Rossmann wprowadził limit. Inni zrobili to samo
Ze względu na epidemię koronawirusa Polacy zaczęli szturmować sklepy. Kupują więcej niż zazwyczaj, na zapas, na wszelki wypadek. Z półek zaczęły znikać najpotrzebniejsze produkty: papier toaletowy, mydło, żele i płyny do dezynfekcji, a także makaron, ryż czy drożdże. Z tego powodu wiele sklepów - tak jak Rossmann - zdecydowało się wprowadzić limit danego produktu na jednego klienta.
Czy Rossmann miał prawo to zrobić?
Decyzja nie spotkała się z zadowoleniem konsumentów. Pojawiły się też wątpliwości, czy sklepy takie jak Rossmann robią to legalnie. Jak podaje serwis “Wiadomości Handlowe”, sprawie przyjrzał się Urząd Ochrony Konkurencji i Konsumentów.
UOKiK orzekł, że działania sieci Rossmann oraz innych sklepów nie są niezgodne z prawem.
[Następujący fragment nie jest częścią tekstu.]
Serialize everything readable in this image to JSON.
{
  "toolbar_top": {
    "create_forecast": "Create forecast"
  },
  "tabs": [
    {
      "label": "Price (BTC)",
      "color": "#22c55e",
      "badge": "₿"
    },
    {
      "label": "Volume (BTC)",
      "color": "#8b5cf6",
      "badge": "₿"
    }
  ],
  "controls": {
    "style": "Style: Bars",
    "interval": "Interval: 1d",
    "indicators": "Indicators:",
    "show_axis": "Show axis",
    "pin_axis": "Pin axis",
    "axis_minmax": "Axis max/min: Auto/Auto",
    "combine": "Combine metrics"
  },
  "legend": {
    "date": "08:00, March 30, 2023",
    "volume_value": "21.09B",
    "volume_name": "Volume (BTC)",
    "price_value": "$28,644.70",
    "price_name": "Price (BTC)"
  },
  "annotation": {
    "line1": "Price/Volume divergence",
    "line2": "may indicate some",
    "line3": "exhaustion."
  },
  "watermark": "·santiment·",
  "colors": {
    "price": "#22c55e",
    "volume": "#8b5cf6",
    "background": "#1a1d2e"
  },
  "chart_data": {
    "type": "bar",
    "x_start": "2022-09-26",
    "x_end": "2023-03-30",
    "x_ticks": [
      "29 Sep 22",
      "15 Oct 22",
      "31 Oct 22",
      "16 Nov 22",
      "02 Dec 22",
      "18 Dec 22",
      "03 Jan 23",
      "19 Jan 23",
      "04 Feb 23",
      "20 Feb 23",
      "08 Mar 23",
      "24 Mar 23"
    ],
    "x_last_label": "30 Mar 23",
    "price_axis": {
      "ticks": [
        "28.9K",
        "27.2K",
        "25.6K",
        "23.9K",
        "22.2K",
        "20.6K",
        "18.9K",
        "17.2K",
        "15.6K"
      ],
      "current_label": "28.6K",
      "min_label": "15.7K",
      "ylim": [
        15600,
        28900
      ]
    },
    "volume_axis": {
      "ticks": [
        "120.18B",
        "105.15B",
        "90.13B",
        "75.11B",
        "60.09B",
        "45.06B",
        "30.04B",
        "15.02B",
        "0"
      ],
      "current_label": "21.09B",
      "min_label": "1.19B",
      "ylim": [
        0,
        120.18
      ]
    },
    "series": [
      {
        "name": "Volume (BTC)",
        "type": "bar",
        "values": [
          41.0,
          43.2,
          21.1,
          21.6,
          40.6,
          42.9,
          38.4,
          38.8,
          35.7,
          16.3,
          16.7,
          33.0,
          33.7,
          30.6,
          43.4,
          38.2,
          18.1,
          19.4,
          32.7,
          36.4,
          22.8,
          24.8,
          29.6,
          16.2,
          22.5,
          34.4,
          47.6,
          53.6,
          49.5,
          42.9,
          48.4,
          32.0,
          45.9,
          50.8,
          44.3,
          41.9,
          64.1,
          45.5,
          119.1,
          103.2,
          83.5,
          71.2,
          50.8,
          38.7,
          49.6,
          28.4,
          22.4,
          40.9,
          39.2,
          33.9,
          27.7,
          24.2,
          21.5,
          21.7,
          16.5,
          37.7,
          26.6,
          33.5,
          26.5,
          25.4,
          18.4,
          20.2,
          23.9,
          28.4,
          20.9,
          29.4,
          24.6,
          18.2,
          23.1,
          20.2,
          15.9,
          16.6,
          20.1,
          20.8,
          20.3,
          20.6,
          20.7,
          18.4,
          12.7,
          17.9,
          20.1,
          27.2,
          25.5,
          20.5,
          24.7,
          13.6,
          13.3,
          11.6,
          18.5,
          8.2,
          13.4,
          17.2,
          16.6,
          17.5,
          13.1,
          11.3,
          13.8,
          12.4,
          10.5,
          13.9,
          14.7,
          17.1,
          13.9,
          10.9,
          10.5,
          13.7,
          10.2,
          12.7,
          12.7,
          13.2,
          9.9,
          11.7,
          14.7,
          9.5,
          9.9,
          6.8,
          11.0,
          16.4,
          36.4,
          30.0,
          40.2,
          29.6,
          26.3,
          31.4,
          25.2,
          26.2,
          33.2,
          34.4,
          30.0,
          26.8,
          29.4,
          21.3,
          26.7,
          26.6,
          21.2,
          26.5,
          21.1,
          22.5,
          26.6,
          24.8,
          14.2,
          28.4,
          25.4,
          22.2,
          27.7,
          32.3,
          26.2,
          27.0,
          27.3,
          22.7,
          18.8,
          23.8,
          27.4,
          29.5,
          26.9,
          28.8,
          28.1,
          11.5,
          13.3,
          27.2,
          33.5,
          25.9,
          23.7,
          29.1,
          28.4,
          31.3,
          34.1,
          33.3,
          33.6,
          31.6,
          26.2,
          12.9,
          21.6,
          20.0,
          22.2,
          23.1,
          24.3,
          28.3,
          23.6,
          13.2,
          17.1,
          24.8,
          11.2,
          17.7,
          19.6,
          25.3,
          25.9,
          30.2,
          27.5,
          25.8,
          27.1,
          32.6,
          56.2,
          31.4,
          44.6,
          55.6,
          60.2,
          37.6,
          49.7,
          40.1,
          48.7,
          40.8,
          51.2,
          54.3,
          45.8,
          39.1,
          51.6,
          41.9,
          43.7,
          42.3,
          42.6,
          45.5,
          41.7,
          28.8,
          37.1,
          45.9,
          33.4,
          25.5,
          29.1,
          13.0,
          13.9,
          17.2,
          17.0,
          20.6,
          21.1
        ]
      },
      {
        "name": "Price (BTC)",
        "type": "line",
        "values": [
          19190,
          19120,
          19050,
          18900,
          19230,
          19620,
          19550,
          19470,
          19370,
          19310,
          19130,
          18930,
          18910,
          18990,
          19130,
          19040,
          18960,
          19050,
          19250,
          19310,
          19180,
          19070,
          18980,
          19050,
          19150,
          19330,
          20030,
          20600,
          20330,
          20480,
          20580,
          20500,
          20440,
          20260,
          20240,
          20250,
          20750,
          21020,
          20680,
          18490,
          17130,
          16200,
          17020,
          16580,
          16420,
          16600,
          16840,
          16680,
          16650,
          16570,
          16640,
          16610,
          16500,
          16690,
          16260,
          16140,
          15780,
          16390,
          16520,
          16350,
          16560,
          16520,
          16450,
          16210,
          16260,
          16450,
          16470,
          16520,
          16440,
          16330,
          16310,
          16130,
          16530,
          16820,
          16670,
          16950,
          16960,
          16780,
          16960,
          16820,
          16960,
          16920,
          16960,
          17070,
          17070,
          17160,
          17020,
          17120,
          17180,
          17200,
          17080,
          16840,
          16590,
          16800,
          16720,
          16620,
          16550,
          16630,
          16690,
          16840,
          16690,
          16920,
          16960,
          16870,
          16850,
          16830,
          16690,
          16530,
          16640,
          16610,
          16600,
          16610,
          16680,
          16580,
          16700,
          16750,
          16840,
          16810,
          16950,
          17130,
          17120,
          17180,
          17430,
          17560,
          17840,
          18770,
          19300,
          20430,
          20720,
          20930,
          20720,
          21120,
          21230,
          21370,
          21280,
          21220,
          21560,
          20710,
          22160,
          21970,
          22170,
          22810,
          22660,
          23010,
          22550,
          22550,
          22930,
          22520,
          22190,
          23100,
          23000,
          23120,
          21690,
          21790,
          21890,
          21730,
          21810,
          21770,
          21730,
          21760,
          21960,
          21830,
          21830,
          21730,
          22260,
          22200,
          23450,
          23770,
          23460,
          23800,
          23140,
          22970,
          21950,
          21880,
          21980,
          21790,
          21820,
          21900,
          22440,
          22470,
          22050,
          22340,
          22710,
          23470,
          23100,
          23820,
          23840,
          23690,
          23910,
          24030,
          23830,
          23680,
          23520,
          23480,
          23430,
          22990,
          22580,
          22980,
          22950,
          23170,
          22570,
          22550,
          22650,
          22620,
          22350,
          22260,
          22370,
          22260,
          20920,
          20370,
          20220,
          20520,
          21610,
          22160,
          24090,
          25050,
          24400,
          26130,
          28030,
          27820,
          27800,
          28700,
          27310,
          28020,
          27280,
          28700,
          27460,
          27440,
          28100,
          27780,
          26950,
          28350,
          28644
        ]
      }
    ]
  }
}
Urząd podkreślił jednak, że sprzedawcy powinni traktować wszystkich klientów na równi i nie odmawiać im możliwości zakupu sprzedawanego towaru.
„W sytuacji ogłoszonego stanu epidemii i możliwego okresowego zwiększonego popytu lub zmniejszonej podaży na kluczowe produkty np. medyczne, higieniczne lub żywnościowe sprzedawcy wprowadzający reglamentację oferowanych dóbr, w celu zapewnienia jak najszerszej ich dostępności, powinni każdorazowo rozważyć, kierując się obiektywnymi, racjonalnymi przesłankami, czy istnieje taka konieczność” - informuje UOKiK.
UOKiK: wprowadzenie limitu jest zgodne z prawem
“Konsumenci natomiast, dokonując decyzji zakupowych, powinni uwzględniać swoje rzeczywiste potrzeby oraz mieć na uwadze w tym czasie wymagającym solidarności również potrzeby innych. Konsumenci powinni być poinformowani o ograniczeniach ilościowych oraz traktowani w sposób niedyskryminacyjny” - wyjaśnia UOKiK.
Urząd zaznacza, że odmowa sprzedaży jest niezgodna z prawem w sytuacji, gdy sprzedawca nie podaje uzasadnienia takiej decyzji. Tym samym uzasadnione limity na zakupy, jasno komunikowane w sklepach i stosowane wobec wszystkich klientów są jak najbardziej legalne.